Wednesday, June 23, 2010

The Distance

59-59.  That's where the score presently stands in the fifth set of the first-round Wimbledon match between John Isner and Nicolas Mahut.

For reference, the previous longest tennis match, by number of games played, lasted a mere 112 games.  That was Pancho Gonzales's first-round Wimbledon victory over Charlie Pasarell in 1969, in an era before tiebreaks were introduced to limit the first four sets of a five-set match.  In fact, that match played a large part in the adoption of the tiebreak into Wimbledon.  But that longstanding rule is of no benefit to Isner and Mahut now.  This being a decisive fifth set at Wimbledon, there is no tiebreak, no clock, no mercy rule to determine the winner.  It goes on either until one man pulls ahead by two games, or until someone opts to retire.

After two days of play, neither player has backed down yet, and today they played more games, in the fifth set alone, than Gonzales and Pasarell did in their entire legendary match.  The length of this match has already so far eclipsed the previous mark that those stats need not ever again be brought into the same conversation.  This record shall hereafter reside in its own category.  To provide another perspective, these men have been playing for ten hours.  After over seven hours today--longer than the entirety of the next longest match--play had to be suspended due to darkness, to be picked up again tomorrow.

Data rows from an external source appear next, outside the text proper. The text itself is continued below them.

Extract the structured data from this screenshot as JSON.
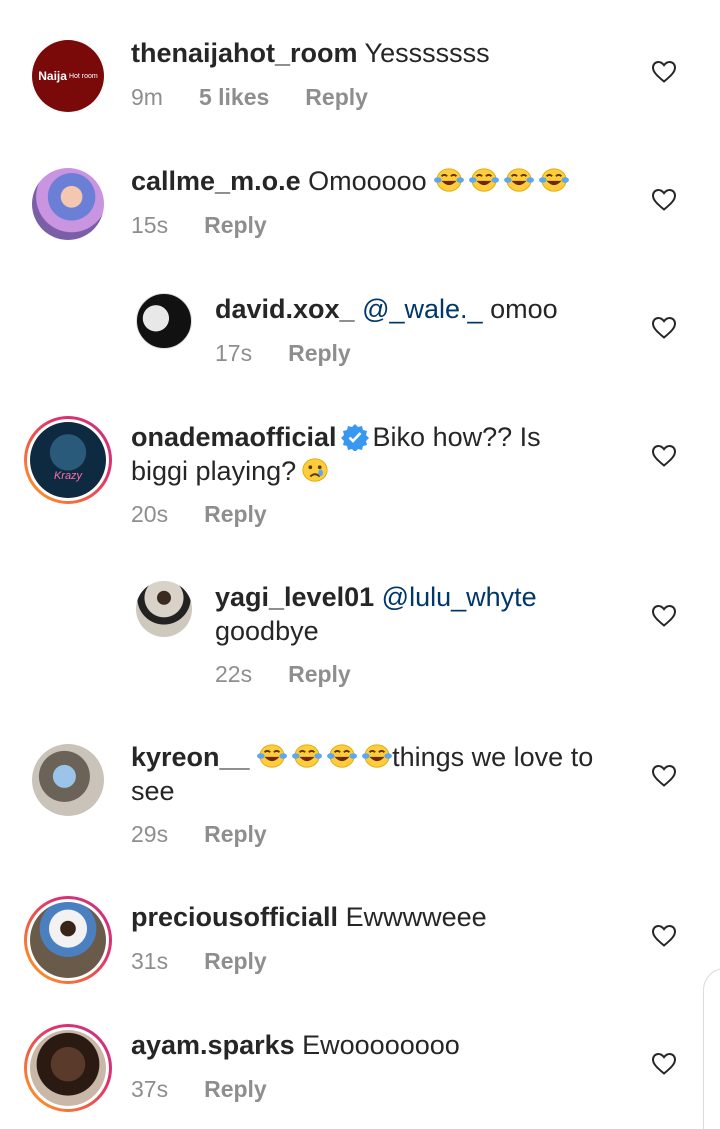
{
  "comments": [
    {
      "username": "thenaijahot_room",
      "text": "Yesssssss",
      "time": "9m",
      "likes": "5 likes",
      "reply": "Reply",
      "avatar_text": "Naija",
      "avatar_subtext": "Hot room"
    },
    {
      "username": "callme_m.o.e",
      "text": "Omooooo",
      "time": "15s",
      "reply": "Reply"
    },
    {
      "username": "david.xox_",
      "mention": "@_wale._",
      "text": "omoo",
      "time": "17s",
      "reply": "Reply"
    },
    {
      "username": "onademaofficial",
      "text": "Biko how?? Is biggi playing?",
      "time": "20s",
      "reply": "Reply",
      "avatar_text": "Krazy"
    },
    {
      "username": "yagi_level01",
      "mention": "@lulu_whyte",
      "text": "goodbye",
      "time": "22s",
      "reply": "Reply"
    },
    {
      "username": "kyreon__",
      "text": "things we love to see",
      "time": "29s",
      "reply": "Reply"
    },
    {
      "username": "preciousofficiall",
      "text": "Ewwwweee",
      "time": "31s",
      "reply": "Reply"
    },
    {
      "username": "ayam.sparks",
      "text": "Ewoooooooo",
      "time": "37s",
      "reply": "Reply"
    }
  ],
  "icons": {
    "like": "heart-outline-icon",
    "verified": "verified-badge-icon",
    "emoji": "face-with-tears-of-joy",
    "emoji_sad": "crying-face"
  },
  "colors": {
    "text": "#262626",
    "meta": "#8e8e8e",
    "mention": "#00376b",
    "verified": "#3897f0"
  }
}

I didn't get to watch any of today's action, but I will be taking tomorrow off to witness day three, even if it should last only two more games.  When I received my brother's text message at work, informing me that the score was tied at 59 all, I thought for sure he was either joking or had mistyped.  I've watched some sports, seen some records broken, but never have I heard of anything so improbable in my lifetime.  Whatever the outcome, this match will obviously be the highlight of the tournament, definitely the greatest moment in both players' careers, if not their lives.  But even more than that, I say, all sincerity, that this is bigger than the sum of all the other tennis matches recorded since I've been alive, bigger than 10 Olympics, plus as many World Cups, 40 Super Bowls, and 3 Gulf Wars.  This is tennis's own equivalent to Wilt Chamberlain's 100-point game.  Like the moonwalk even, this is an event for which time stands still, and it feels wrong that anyone in the world should be otherwise occupied.  In the face of such a singular feat, I realize what hyperbole it has been to toss around words like "marathon" and "immortality" when covering other matches.  Isner and Mahut are not even contenders, and their play is probably not the most scintillating tennis, but this is something that has never happened before, will probably never happen again in your lifetime, your children's lifetimes, or their children's lifetimes.  Truly, it is for moments like this that sport exists.

1 comment:

Czardoz said...

You thought, "59 all? That's not possible. He must have meant '9 all.' But why would that be a big deal? Why???"